Folha de S. Paulo
Pobre, isolada, embargada e sem a
influência de outrora, a ilha não passa de um anacronismo
Em 1960, Jean-Paul Sartre visitou o país
com a sua companheira, a escritora Simone de Beauvoir.
Os mais cultivados entre os seus
admiradores brasileiros esperavam que ele falasse do existencialismo, ou de seu
polêmico livro "Crítica da
Razão Dialética" —aqui lido por poucos. Mas, vindo de Havana,
seu assunto foi a Revolução Cubana: a seu ver, a promessa de um socialismo
libertário, a léguas do modelo soviético, e o fato presente de que a vitória
dos guerrilheiros de Sierra
Maestra atingia os interesses americanos no seu quintal,
subvertendo a geopolítica da Guerra Fria. O fim da ditadura de Batista fez mais
do que aquecer os corações da juventude rebelde e de intelectuais progressistas
em muitos países: mudou a história da esquerda.
Só que o grande pensador francês estava
errado. Não passou uma década para que Cuba se amoldasse ao "socialismo
real", confirmando que não há espaço para a democracia e as liberdades
quando as empresas são do estado e o regime é de partido único.

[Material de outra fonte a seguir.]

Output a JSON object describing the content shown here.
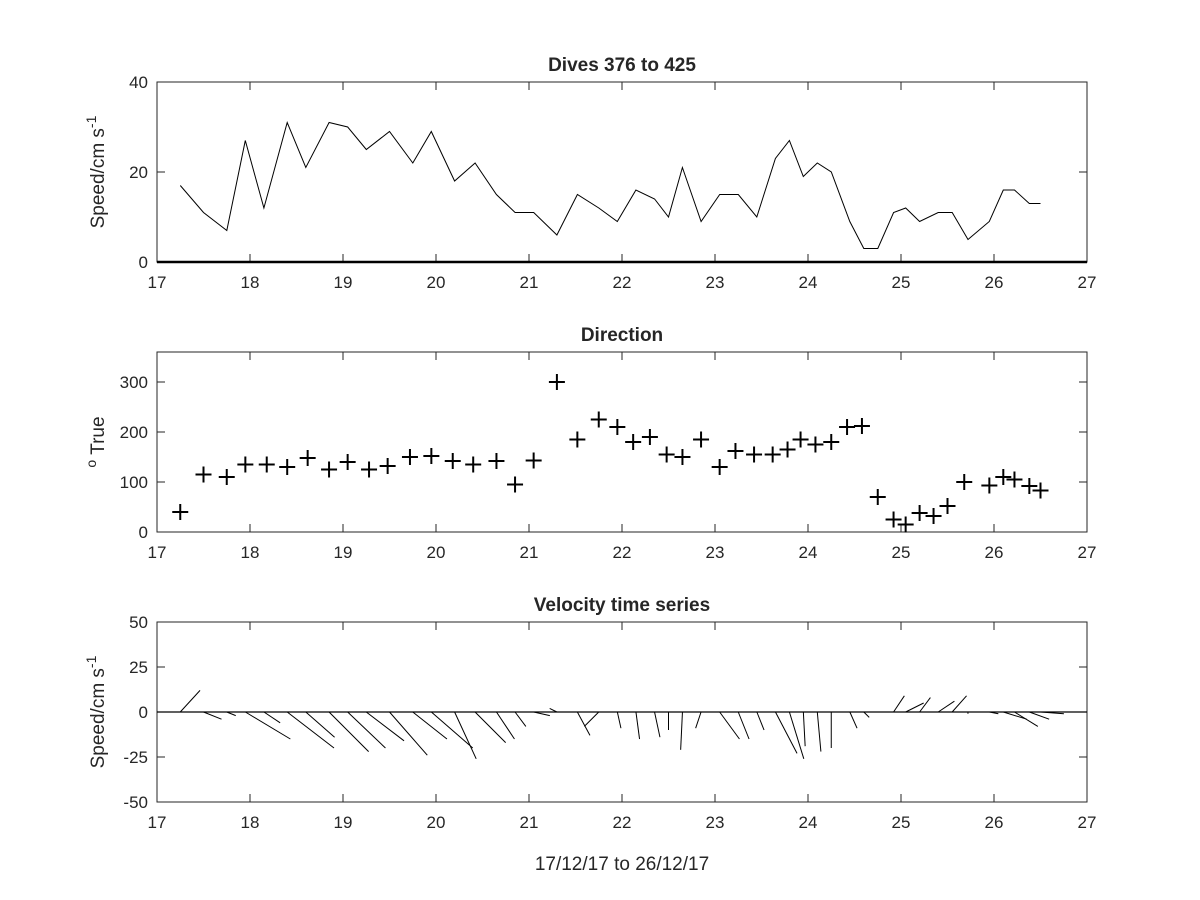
{
  "figure": {
    "xlabel": "17/12/17 to 26/12/17"
  },
  "chart_data": [
    {
      "type": "line",
      "title": "Dives 376 to 425",
      "ylabel_main": "Speed/cm s",
      "ylabel_sup": "-1",
      "xlim": [
        17,
        27
      ],
      "ylim": [
        0,
        40
      ],
      "xticks": [
        "17",
        "18",
        "19",
        "20",
        "21",
        "22",
        "23",
        "24",
        "25",
        "26",
        "27"
      ],
      "yticks": [
        "0",
        "20",
        "40"
      ],
      "grid": false,
      "series": [
        {
          "x": [
            17.25,
            17.5,
            17.75,
            17.95,
            18.15,
            18.4,
            18.6,
            18.85,
            19.05,
            19.25,
            19.5,
            19.75,
            19.95,
            20.2,
            20.42,
            20.65,
            20.85,
            21.05,
            21.3,
            21.52,
            21.75,
            21.95,
            22.15,
            22.35,
            22.5,
            22.65,
            22.85,
            23.05,
            23.25,
            23.45,
            23.65,
            23.8,
            23.95,
            24.1,
            24.25,
            24.45,
            24.6,
            24.75,
            24.92,
            25.05,
            25.2,
            25.4,
            25.55,
            25.72,
            25.95,
            26.1,
            26.22,
            26.38,
            26.5
          ],
          "y": [
            17,
            11,
            7,
            27,
            12,
            31,
            21,
            31,
            30,
            25,
            29,
            22,
            29,
            18,
            22,
            15,
            11,
            11,
            6,
            15,
            12,
            9,
            16,
            14,
            10,
            21,
            9,
            15,
            15,
            10,
            23,
            27,
            19,
            22,
            20,
            9,
            3,
            3,
            11,
            12,
            9,
            11,
            11,
            5,
            9,
            16,
            16,
            13,
            13
          ]
        }
      ]
    },
    {
      "type": "scatter",
      "title": "Direction",
      "ylabel_main": "True",
      "ylabel_sup": "o",
      "xlim": [
        17,
        27
      ],
      "ylim": [
        0,
        360
      ],
      "xticks": [
        "17",
        "18",
        "19",
        "20",
        "21",
        "22",
        "23",
        "24",
        "25",
        "26",
        "27"
      ],
      "yticks": [
        "0",
        "100",
        "200",
        "300"
      ],
      "grid": false,
      "series": [
        {
          "x": [
            17.25,
            17.5,
            17.75,
            17.95,
            18.18,
            18.4,
            18.62,
            18.85,
            19.05,
            19.28,
            19.48,
            19.72,
            19.95,
            20.18,
            20.4,
            20.65,
            20.85,
            21.05,
            21.3,
            21.52,
            21.75,
            21.95,
            22.12,
            22.3,
            22.48,
            22.65,
            22.85,
            23.05,
            23.22,
            23.42,
            23.62,
            23.78,
            23.92,
            24.08,
            24.25,
            24.42,
            24.58,
            24.75,
            24.92,
            25.05,
            25.2,
            25.35,
            25.5,
            25.68,
            25.95,
            26.1,
            26.22,
            26.38,
            26.5
          ],
          "y": [
            40,
            115,
            110,
            135,
            135,
            130,
            148,
            125,
            140,
            125,
            132,
            150,
            152,
            142,
            135,
            142,
            95,
            143,
            300,
            185,
            225,
            210,
            180,
            190,
            155,
            150,
            185,
            130,
            162,
            155,
            155,
            165,
            185,
            175,
            180,
            210,
            212,
            70,
            25,
            15,
            38,
            32,
            52,
            100,
            93,
            110,
            105,
            92,
            83
          ]
        }
      ]
    },
    {
      "type": "stickplot",
      "title": "Velocity time series",
      "ylabel_main": "Speed/cm s",
      "ylabel_sup": "-1",
      "xlim": [
        17,
        27
      ],
      "ylim": [
        -50,
        50
      ],
      "xticks": [
        "17",
        "18",
        "19",
        "20",
        "21",
        "22",
        "23",
        "24",
        "25",
        "26",
        "27"
      ],
      "yticks": [
        "-50",
        "-25",
        "0",
        "25",
        "50"
      ],
      "grid": false,
      "series": [
        {
          "x": [
            17.25,
            17.5,
            17.75,
            17.95,
            18.15,
            18.4,
            18.6,
            18.85,
            19.05,
            19.25,
            19.5,
            19.75,
            19.95,
            20.2,
            20.42,
            20.65,
            20.85,
            21.05,
            21.3,
            21.52,
            21.75,
            21.95,
            22.15,
            22.35,
            22.5,
            22.65,
            22.85,
            23.05,
            23.25,
            23.45,
            23.65,
            23.8,
            23.95,
            24.1,
            24.25,
            24.45,
            24.6,
            24.75,
            24.92,
            25.05,
            25.2,
            25.4,
            25.55,
            25.72,
            25.95,
            26.1,
            26.22,
            26.38,
            26.5
          ],
          "u": [
            11,
            10,
            5,
            25,
            9,
            26,
            16,
            22,
            21,
            21,
            21,
            19,
            23,
            12,
            17,
            10,
            6,
            9,
            -4,
            7,
            -8,
            2,
            2,
            3,
            0,
            -1,
            -3,
            11,
            6,
            4,
            12,
            8,
            1,
            2,
            0,
            4,
            3,
            1,
            6,
            10,
            6,
            9,
            8,
            0,
            5,
            13,
            13,
            11,
            13
          ],
          "v": [
            12,
            -4,
            -2,
            -15,
            -6,
            -20,
            -14,
            -22,
            -20,
            -16,
            -24,
            -15,
            -20,
            -26,
            -17,
            -15,
            -8,
            -2,
            2,
            -13,
            -8,
            -9,
            -15,
            -14,
            -10,
            -21,
            -9,
            -15,
            -15,
            -10,
            -23,
            -26,
            -19,
            -22,
            -20,
            -9,
            -3,
            0,
            9,
            5,
            8,
            6,
            9,
            -1,
            -1,
            -4,
            -8,
            -4,
            -1
          ]
        }
      ]
    }
  ]
}
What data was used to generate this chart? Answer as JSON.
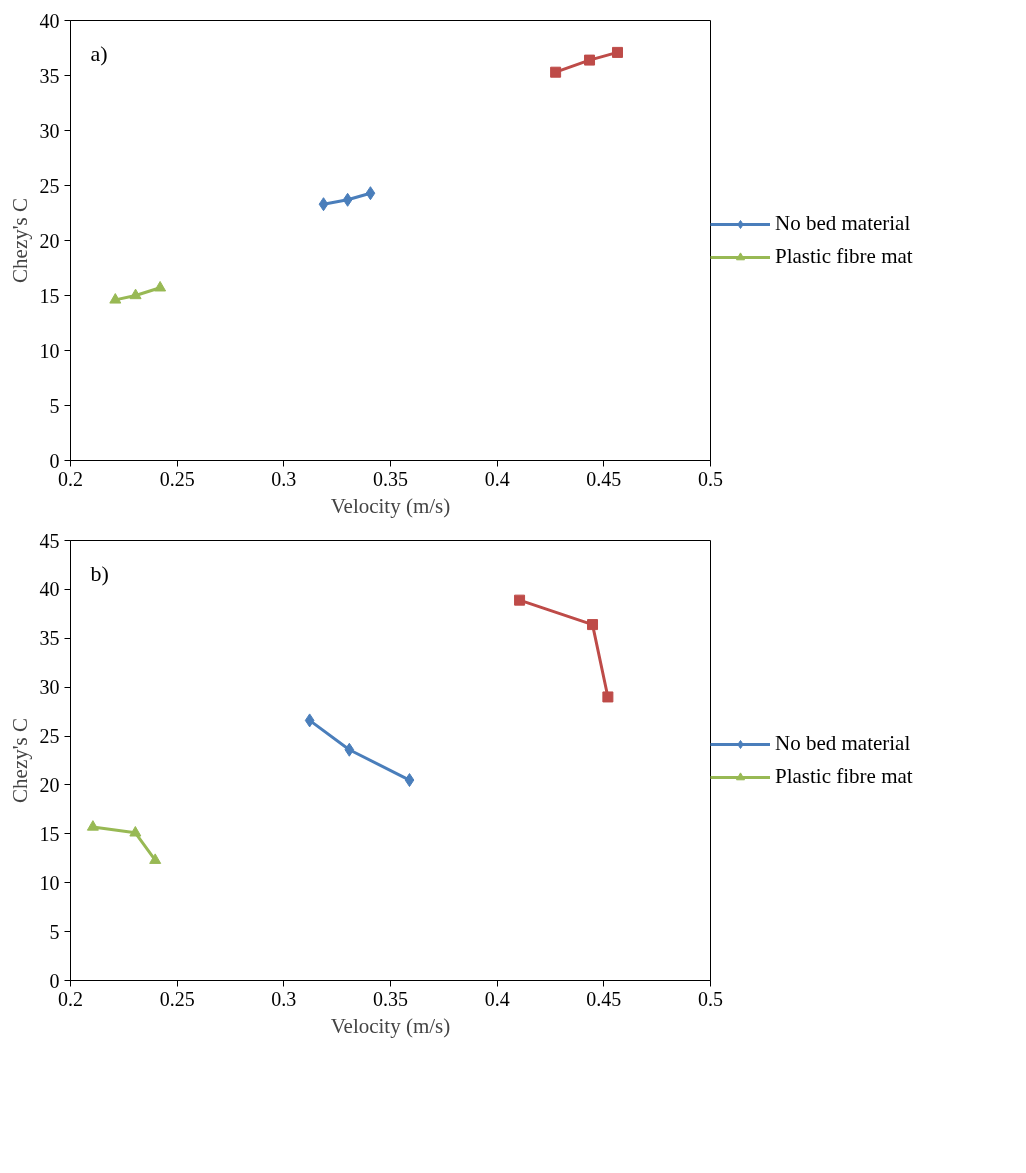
{
  "chart_data": [
    {
      "type": "line",
      "annotations": [
        "a)"
      ],
      "xlabel": "Velocity (m/s)",
      "ylabel": "Chezy's C",
      "xlim": [
        0.2,
        0.5
      ],
      "xticks": [
        0.2,
        0.25,
        0.3,
        0.35,
        0.4,
        0.45,
        0.5
      ],
      "ylim": [
        0,
        40
      ],
      "yticks": [
        0,
        5,
        10,
        15,
        20,
        25,
        30,
        35,
        40
      ],
      "grid": false,
      "legend": "right",
      "line_style": "solid",
      "series": [
        {
          "name": "No bed material",
          "color": "#4a7ebb",
          "marker": "diamond",
          "x": [
            0.3186,
            0.3299,
            0.3406
          ],
          "values": [
            23.3,
            23.7,
            24.3
          ]
        },
        {
          "color": "#be4b48",
          "marker": "square",
          "x": [
            0.4274,
            0.4433,
            0.4564
          ],
          "values": [
            35.3,
            36.4,
            37.1
          ]
        },
        {
          "name": "Plastic fibre mat",
          "color": "#98b954",
          "marker": "triangle",
          "x": [
            0.221,
            0.2305,
            0.242
          ],
          "values": [
            14.6,
            15.0,
            15.7
          ]
        }
      ]
    },
    {
      "type": "line",
      "annotations": [
        "b)"
      ],
      "xlabel": "Velocity (m/s)",
      "ylabel": "Chezy's C",
      "xlim": [
        0.2,
        0.5
      ],
      "xticks": [
        0.2,
        0.25,
        0.3,
        0.35,
        0.4,
        0.45,
        0.5
      ],
      "ylim": [
        0,
        45
      ],
      "yticks": [
        0,
        5,
        10,
        15,
        20,
        25,
        30,
        35,
        40,
        45
      ],
      "grid": false,
      "legend": "right",
      "line_style": "solid",
      "series": [
        {
          "name": "No bed material",
          "color": "#4a7ebb",
          "marker": "diamond",
          "x": [
            0.3121,
            0.3307,
            0.3589
          ],
          "values": [
            26.6,
            23.6,
            20.5
          ]
        },
        {
          "color": "#be4b48",
          "marker": "square",
          "x": [
            0.4105,
            0.4447,
            0.4519
          ],
          "values": [
            38.9,
            36.4,
            29.0
          ]
        },
        {
          "name": "Plastic fibre mat",
          "color": "#98b954",
          "marker": "triangle",
          "x": [
            0.2105,
            0.2304,
            0.2397
          ],
          "values": [
            15.7,
            15.1,
            12.3
          ]
        }
      ]
    }
  ]
}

Sua estrela política só se apagou com a
derrota dos movimentos de oposição armada aos governos militares que fizeram da
América Latina dos anos 1970 uma usina de autoritarismo. Inspirados pela
experiência cubana e apoiados pelo governo de Fidel, multiplicaram-se pela
região focos de luta armada —de esquerda, mas também autoritários e incapazes
de vencer as ditaduras de direita.
Elas, finalmente, cederam à força de ampla movimentação democrática, à qual se somavam lideranças e organizações de diferentes colorações políticas. Os partidos e agrupamentos de esquerda que dela participaram nada tinham a ver com Cuba e seu modelo socialista, ainda que contassem com a participação de ex-guerrilheiros convertidos aos valores democráticos. O chileno Partido pela Democracia (PPD), as organizações uruguaias que se reuniram na Frente Ampla e o Partido dos Trabalhadores, no Brasil, são os exemplos mais destacados dessa esquerda com inequívoco compromisso com a democracia, as garantias individuais e o reformismo social. Compromissos mais do que provados quando governaram seus países com pleno respeito pelas liberdades públicas.

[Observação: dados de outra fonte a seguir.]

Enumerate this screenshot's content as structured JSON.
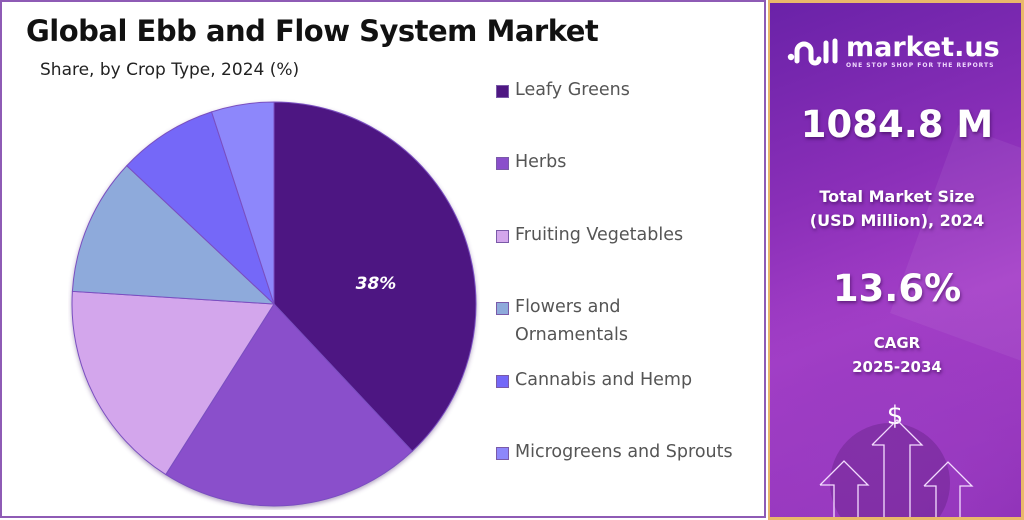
{
  "header": {
    "title": "Global Ebb and Flow System Market",
    "subtitle": "Share, by Crop Type, 2024 (%)"
  },
  "chart_data": {
    "type": "pie",
    "title": "Global Ebb and Flow System Market",
    "subtitle": "Share, by Crop Type, 2024 (%)",
    "categories": [
      "Leafy Greens",
      "Herbs",
      "Fruiting Vegetables",
      "Flowers and Ornamentals",
      "Cannabis and Hemp",
      "Microgreens and Sprouts"
    ],
    "values": [
      38,
      21,
      17,
      11,
      8,
      5
    ],
    "colors": [
      "#4e1782",
      "#8a4fcb",
      "#d3a6ec",
      "#8eaadb",
      "#7468f8",
      "#8d87fb"
    ],
    "data_labels": [
      {
        "category": "Leafy Greens",
        "label": "38%"
      }
    ],
    "start_angle": "12 o'clock, clockwise",
    "legend_position": "right"
  },
  "legend": {
    "items": [
      {
        "label": "Leafy Greens",
        "color": "#4e1782"
      },
      {
        "label": "Herbs",
        "color": "#8a4fcb"
      },
      {
        "label": "Fruiting Vegetables",
        "color": "#d3a6ec"
      },
      {
        "label_line1": "Flowers and",
        "label_line2": "Ornamentals",
        "color": "#8eaadb"
      },
      {
        "label": "Cannabis and Hemp",
        "color": "#7468f8"
      },
      {
        "label": "Microgreens and Sprouts",
        "color": "#8d87fb"
      }
    ]
  },
  "pie_label": "38%",
  "sidebar": {
    "brand": "market.us",
    "tagline": "ONE STOP SHOP FOR THE REPORTS",
    "market_size_value": "1084.8 M",
    "market_size_label_1": "Total Market Size",
    "market_size_label_2": "(USD Million), 2024",
    "cagr_value": "13.6%",
    "cagr_label_1": "CAGR",
    "cagr_label_2": "2025-2034",
    "dollar_symbol": "$"
  }
}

Enquanto isso, pobre, isolada, embargada e
sem a influência de outrora, Cuba não passa de um anacronismo. Mais insondáveis
se tornam, por isso, as razões da tolerância retórica do PT diante das
arbitrariedades cometidas pela ditadura de Havana contra seus cidadãos. Essa
ambiguidade apenas gera ruído que alimenta o discurso obscurantista da extrema
direita. Por isso, é pior que um erro. É um delito político. Há que dar adeus a
Cuba.
*Professora titular aposentada de ciência política da USP e pesquisadora do Cebrap.